Stent Delivery System Removal
- If unusual resistance is felt at any time during lesion access before stent implantation, the stent delivery system and the guide catheter should be removed as a single unit.
- Do not attempt to pull an unexpanded stent back into the guide catheter, as stent or coating damage or stent dislodgment from the balloon may occur.
- Stent retrieval methods (use of additional wires, snares and/ or forceps) may result in additional trauma to the vascular site.
- Care must be exercised when crossing a newly deployed stent with any wire, catheter or ancillary device to avoid disrupting the stent placement, apposition, geometry, and/or coating.
Potential Adverse Events
Potential adverse events (in alphabetical order) which may be associated with the use of a coronary stent in native coronary arteries include but are not limited to:
- Abrupt stent closure
- Acute myocardial infarction
- Allergic reaction to anti-coagulant and/or antiplatelet therapy, contrast medium, or stent materials
- Arrhythmias, including ventricular fibrillation and ventricular tachycardia
- Arteriovenous fistula
- Cardiac tamponade
- Cardiogenic shock/pulmonary edema
- Coronary aneurysm
- Emboli, distal (air, tissue or thrombotic material or material from device(s) used in the procedure)
- Heart failure
- Hemorrhage, which may require transfusion
- Infection, local or systemic
- Ischemia, myocardial
- Pain, access site
- Perforation or rupture of coronary artery
- Pericardial effusion
- Pseudoaneurysm, femoral
- Renal insufficiency or failure
- Respiratory failure
- Restenosis of stented segment
- Stent embolization or migration
- Stent deformation, collapse, or fracture
- Stent thrombosis/occlusion
- Stroke/cerebrovascular accident/transient ischemic attack
- Total occlusion of coronary artery
- Vessel spasm
- Vessel trauma requiring surgical repair or reintervention
Zortress™, the oral formulation of everolimus developed by Novartis Pharmaceuticals Corporation, has been evaluated in clinical trials and is approved in the United States for the prevention of organ rejection in adult kidney transplant recipients at the dose of 1.5 mg/day.
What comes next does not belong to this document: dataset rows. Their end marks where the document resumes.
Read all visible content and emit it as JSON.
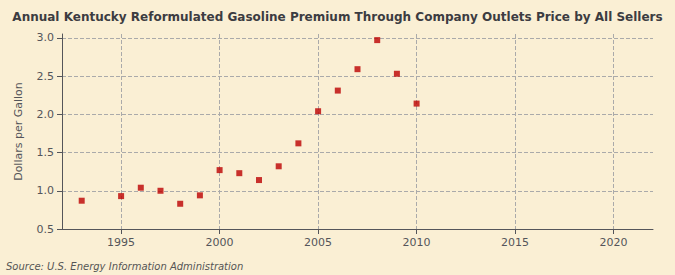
{
  "chart_data": {
    "type": "scatter",
    "title": "Annual Kentucky Reformulated Gasoline Premium Through Company Outlets Price by All Sellers",
    "ylabel": "Dollars per Gallon",
    "annotations": [
      "Source: U.S. Energy Information Administration"
    ],
    "x": [
      1993,
      1995,
      1996,
      1997,
      1998,
      1999,
      2000,
      2001,
      2002,
      2003,
      2004,
      2005,
      2006,
      2007,
      2008,
      2009,
      2010
    ],
    "values": [
      0.87,
      0.93,
      1.04,
      1.0,
      0.83,
      0.94,
      1.27,
      1.23,
      1.14,
      1.32,
      1.62,
      2.04,
      2.31,
      2.59,
      2.97,
      2.53,
      2.14
    ],
    "color": "#bb0000",
    "marker": "square",
    "xlim": [
      1992,
      2022
    ],
    "xticks": [
      1995,
      2000,
      2005,
      2010,
      2015,
      2020
    ],
    "ylim": [
      0.5,
      3.05
    ],
    "yticks": [
      0.5,
      {
        "value": 1.0,
        "label": "1.0"
      },
      1.5,
      {
        "value": 2.0,
        "label": "2.0"
      },
      2.5,
      {
        "value": 3.0,
        "label": "3.0"
      }
    ],
    "grid": true
  }
}
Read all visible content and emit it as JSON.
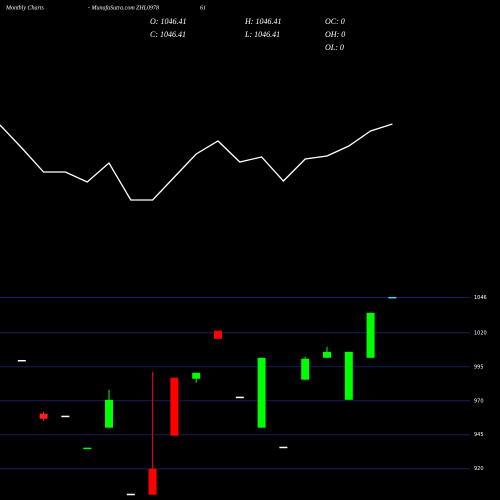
{
  "header": {
    "title": "Monthly Charts",
    "site": "- MunafaSutra.com",
    "symbol": "ZHL0978",
    "extra": "61"
  },
  "ohlc": {
    "o": "O: 1046.41",
    "h": "H: 1046.41",
    "oc": "OC: 0",
    "c": "C: 1046.41",
    "l": "L: 1046.41",
    "oh": "OH: 0",
    "ol": "OL: 0"
  },
  "chart_data": [
    {
      "type": "line",
      "color": "#ffffff",
      "ylim": [
        0,
        100
      ],
      "values": [
        85,
        62,
        38,
        38,
        28,
        47,
        10,
        10,
        33,
        56,
        69,
        48,
        53,
        29,
        51,
        54,
        64,
        79,
        86
      ]
    },
    {
      "type": "candlestick",
      "ylim": [
        897,
        1050
      ],
      "yticks": [
        1046,
        1020,
        995,
        970,
        945,
        920
      ],
      "grid": true,
      "grid_color": "#1c1c5c",
      "open": [
        1000,
        960.5,
        959,
        935.5,
        950.2,
        901.6,
        920,
        987,
        986.2,
        1021.5,
        973,
        950.2,
        936.2,
        985.5,
        1001.6,
        970.7,
        1001.6,
        1046.4
      ],
      "high": [
        1000,
        961.9,
        959,
        935.5,
        978.1,
        901.6,
        991.3,
        987,
        990.6,
        1021.5,
        973,
        1001.6,
        936.2,
        1002.4,
        1009.7,
        1006,
        1034.7,
        1046.4
      ],
      "low": [
        1000,
        955.3,
        959,
        935.5,
        950.2,
        901.6,
        900.9,
        944.3,
        983.2,
        1015.6,
        973,
        950.2,
        936.2,
        985.5,
        1001.6,
        970.7,
        1001.6,
        1046.4
      ],
      "close": [
        1000,
        956.8,
        959,
        935.5,
        970.7,
        901.6,
        900.9,
        944.3,
        990.6,
        1015.6,
        973,
        1001.6,
        936.2,
        1000.9,
        1006,
        1006,
        1034.7,
        1046.4
      ],
      "colors": [
        "#ffffff",
        "#ff2020",
        "#ffffff",
        "#00ff00",
        "#00ff00",
        "#ffffff",
        "#ff0000",
        "#ff0000",
        "#00ff00",
        "#ff0000",
        "#ffffff",
        "#00ff00",
        "#ffffff",
        "#00ff00",
        "#00ff00",
        "#00ff00",
        "#00ff00",
        "#66ccff"
      ]
    }
  ]
}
Outside the U.S., Zortress is sold under the brand name, Certican™, in more than 70 countries. Everolimus is also approved in the United States under the name of Afinitor™ for patients with advanced renal cell carcinoma (cancer), after failure of treatment with sunitinib or sorafenib, at doses of 5 to 20 mg/day when taken by mouth. The following list includes the known risks of everolimus at the oral doses listed above. The amount of drug that circulates in the bloodstream following implantation of a Promus PREMIER™ Stent is several folds lower than that obtained with oral doses (1.5 mg to 20 mg/day, see Section 7.2, Pharmacokinetics).
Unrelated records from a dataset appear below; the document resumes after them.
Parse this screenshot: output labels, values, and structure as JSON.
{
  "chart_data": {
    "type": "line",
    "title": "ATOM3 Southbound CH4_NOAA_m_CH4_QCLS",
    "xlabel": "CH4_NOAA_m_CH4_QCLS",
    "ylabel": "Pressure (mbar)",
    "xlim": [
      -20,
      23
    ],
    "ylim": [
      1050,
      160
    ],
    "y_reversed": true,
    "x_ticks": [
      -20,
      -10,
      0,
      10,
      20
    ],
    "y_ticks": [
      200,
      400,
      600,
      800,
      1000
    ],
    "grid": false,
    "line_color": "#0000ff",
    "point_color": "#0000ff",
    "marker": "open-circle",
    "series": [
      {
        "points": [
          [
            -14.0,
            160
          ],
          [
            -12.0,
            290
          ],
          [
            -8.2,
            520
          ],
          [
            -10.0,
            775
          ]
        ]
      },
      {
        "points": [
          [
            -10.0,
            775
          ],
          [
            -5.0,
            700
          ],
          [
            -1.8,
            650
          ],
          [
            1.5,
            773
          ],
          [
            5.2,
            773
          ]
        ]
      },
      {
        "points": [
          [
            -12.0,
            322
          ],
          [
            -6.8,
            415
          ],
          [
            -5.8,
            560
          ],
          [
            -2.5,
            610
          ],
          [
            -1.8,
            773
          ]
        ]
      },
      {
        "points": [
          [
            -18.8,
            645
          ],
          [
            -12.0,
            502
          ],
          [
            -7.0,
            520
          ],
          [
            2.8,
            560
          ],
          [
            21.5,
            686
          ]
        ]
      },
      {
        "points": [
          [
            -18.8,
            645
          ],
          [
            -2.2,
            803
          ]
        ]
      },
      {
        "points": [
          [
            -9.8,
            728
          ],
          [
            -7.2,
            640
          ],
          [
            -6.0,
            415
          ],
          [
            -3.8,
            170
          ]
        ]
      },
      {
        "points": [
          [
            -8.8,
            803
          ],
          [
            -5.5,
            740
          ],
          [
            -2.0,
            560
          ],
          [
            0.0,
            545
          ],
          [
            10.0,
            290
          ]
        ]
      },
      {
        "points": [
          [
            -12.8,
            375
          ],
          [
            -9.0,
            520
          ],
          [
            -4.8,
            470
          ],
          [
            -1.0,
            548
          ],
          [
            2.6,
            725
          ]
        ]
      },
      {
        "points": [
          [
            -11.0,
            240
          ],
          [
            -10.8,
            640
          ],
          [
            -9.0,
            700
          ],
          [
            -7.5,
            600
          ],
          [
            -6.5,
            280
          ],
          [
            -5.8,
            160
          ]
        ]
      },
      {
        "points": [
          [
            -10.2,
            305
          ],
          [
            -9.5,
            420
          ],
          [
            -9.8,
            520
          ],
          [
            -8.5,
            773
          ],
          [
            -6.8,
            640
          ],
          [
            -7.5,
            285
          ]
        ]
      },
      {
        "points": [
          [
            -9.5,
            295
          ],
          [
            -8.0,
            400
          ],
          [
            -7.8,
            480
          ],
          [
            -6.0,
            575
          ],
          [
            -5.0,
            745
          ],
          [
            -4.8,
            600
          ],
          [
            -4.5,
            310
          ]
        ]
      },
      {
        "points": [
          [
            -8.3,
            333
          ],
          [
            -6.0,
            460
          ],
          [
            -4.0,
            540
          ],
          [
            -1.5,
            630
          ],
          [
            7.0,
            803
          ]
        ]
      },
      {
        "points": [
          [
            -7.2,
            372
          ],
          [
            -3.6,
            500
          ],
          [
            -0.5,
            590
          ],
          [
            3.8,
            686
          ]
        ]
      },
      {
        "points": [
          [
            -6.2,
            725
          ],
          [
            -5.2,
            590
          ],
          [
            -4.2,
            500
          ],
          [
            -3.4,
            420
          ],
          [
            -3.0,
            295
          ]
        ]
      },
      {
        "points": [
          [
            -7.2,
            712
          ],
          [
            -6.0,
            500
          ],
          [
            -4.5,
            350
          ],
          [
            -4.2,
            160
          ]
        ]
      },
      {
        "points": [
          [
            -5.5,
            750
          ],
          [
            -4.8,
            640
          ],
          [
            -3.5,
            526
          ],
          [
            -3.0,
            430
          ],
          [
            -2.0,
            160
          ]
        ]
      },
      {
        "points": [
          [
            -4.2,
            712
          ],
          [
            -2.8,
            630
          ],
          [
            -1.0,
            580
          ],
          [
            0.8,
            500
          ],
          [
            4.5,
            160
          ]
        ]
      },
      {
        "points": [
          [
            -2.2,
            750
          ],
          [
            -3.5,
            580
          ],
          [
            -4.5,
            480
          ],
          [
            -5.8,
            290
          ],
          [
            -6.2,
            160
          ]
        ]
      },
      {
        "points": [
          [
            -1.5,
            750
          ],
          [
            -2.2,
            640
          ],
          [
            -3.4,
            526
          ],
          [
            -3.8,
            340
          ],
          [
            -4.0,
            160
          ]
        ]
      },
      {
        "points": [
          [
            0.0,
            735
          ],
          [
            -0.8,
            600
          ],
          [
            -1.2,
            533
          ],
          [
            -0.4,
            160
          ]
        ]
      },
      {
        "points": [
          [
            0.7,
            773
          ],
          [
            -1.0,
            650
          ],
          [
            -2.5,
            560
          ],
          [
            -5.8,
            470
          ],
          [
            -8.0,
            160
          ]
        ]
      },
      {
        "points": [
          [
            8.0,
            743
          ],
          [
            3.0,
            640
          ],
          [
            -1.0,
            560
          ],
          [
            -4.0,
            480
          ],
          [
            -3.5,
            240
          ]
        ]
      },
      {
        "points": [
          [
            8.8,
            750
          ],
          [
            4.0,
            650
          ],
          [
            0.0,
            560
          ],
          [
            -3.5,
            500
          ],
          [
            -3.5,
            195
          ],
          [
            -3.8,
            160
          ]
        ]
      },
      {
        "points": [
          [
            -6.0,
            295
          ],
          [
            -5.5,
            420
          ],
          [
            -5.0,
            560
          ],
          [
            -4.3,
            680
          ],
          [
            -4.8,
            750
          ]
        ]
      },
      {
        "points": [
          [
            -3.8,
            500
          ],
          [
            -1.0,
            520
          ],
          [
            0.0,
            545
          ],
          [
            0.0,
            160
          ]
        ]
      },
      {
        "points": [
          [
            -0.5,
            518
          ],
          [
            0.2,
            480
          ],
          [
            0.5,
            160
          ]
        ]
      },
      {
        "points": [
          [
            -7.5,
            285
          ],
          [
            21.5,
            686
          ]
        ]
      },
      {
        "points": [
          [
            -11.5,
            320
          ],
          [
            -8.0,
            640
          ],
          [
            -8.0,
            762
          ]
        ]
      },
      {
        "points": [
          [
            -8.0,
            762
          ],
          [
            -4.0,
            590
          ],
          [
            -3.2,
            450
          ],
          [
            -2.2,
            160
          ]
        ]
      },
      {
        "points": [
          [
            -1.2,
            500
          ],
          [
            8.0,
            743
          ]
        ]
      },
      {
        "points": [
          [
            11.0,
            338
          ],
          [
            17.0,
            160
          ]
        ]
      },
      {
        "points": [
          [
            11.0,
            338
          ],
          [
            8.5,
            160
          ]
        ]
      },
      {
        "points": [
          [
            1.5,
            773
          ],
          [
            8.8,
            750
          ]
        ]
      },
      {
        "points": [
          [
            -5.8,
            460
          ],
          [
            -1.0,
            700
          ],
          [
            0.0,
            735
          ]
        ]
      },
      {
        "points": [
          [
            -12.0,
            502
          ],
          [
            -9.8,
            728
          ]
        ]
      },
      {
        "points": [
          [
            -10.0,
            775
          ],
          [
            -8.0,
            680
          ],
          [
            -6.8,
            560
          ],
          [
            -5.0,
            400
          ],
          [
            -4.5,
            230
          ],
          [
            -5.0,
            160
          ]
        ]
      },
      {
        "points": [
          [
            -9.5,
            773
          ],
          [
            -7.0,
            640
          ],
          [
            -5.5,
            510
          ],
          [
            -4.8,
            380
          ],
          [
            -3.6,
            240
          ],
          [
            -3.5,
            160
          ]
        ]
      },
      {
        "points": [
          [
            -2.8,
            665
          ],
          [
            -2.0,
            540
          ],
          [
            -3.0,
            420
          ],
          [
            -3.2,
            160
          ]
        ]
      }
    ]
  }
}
- Abdominal pain (including upper abdominal pain)
- Delayed wound healing/fluid accumulation
- Dyslipidemia (including hyperlipidemia and hypercholesterolemia)
- Dry skin
- Edema (peripheral)
- Hyperglycemia (may include new onset of diabetes)
- Increased serum creatinine
- Infections and serious infections: bacterial, viral, fungal, and protozoal infections (may include herpes virus infection, polyoma virus infection which may be associated with BK virus associated nephropathy, and/or other opportunistic infections)
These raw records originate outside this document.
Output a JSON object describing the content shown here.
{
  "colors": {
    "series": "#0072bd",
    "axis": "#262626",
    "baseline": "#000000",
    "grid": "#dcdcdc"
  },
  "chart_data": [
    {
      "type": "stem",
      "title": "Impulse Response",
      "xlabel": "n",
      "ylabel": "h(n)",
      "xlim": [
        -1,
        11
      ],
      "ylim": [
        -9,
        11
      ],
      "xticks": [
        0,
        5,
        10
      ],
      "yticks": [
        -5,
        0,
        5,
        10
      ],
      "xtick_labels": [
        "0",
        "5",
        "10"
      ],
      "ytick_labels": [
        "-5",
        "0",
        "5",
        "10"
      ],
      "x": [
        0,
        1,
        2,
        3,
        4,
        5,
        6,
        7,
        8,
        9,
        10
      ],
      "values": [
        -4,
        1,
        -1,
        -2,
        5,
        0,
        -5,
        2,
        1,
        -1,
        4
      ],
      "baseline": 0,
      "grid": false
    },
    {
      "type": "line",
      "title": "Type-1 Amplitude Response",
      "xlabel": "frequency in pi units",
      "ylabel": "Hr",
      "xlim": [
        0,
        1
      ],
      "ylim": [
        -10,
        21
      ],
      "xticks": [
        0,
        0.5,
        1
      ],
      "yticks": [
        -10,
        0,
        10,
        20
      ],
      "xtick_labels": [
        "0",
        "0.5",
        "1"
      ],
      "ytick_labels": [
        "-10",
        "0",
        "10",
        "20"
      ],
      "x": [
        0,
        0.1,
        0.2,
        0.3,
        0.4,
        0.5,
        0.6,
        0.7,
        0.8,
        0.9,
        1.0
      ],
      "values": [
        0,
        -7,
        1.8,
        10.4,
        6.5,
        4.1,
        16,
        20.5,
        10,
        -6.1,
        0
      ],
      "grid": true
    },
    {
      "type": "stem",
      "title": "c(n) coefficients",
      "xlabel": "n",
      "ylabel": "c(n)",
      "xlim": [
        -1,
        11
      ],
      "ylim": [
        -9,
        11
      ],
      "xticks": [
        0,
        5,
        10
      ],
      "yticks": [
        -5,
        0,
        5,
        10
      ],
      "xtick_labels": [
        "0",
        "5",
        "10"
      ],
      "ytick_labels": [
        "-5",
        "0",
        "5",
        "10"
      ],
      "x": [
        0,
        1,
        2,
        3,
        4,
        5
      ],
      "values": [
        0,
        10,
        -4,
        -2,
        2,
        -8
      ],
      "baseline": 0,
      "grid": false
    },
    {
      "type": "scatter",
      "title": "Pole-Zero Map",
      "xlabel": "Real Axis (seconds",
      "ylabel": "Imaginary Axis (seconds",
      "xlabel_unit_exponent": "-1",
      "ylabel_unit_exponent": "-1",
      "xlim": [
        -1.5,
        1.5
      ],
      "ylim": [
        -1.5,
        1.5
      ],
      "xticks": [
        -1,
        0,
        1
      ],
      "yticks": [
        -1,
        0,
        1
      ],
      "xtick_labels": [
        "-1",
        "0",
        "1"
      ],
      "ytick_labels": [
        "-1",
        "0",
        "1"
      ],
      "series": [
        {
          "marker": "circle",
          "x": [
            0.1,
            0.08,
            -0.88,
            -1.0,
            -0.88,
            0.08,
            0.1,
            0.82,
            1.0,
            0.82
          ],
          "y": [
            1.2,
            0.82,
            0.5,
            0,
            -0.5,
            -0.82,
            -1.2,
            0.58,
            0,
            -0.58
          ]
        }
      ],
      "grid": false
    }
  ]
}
- Interaction with strong inhibitors and inducers of CYP3A4
- Lymphoma and other malignancies (including skin cancer)
- Male infertility (azospermia and/or oligospermia)
- Mucosal inflammation (including oral ulceration and oral mucositis)
- Non-infectious pneumonitis
- Pain; extremity, incision site and procedural, back, chest, musculoskeletal
- Thrombotic microangiopathy (TMA)/Thrombotic thrombocytopenic purpura (TTP)/Hemolytic uremic syndrome (HUS)
- Upper respiratory tract infection
- Urinary tract infection
Live vaccines should be avoided and close contact with those that have had live vaccines should be avoided. Fetal harm can occur when administered to a pregnant woman. There may be other potential adverse events that are unforeseen at this time.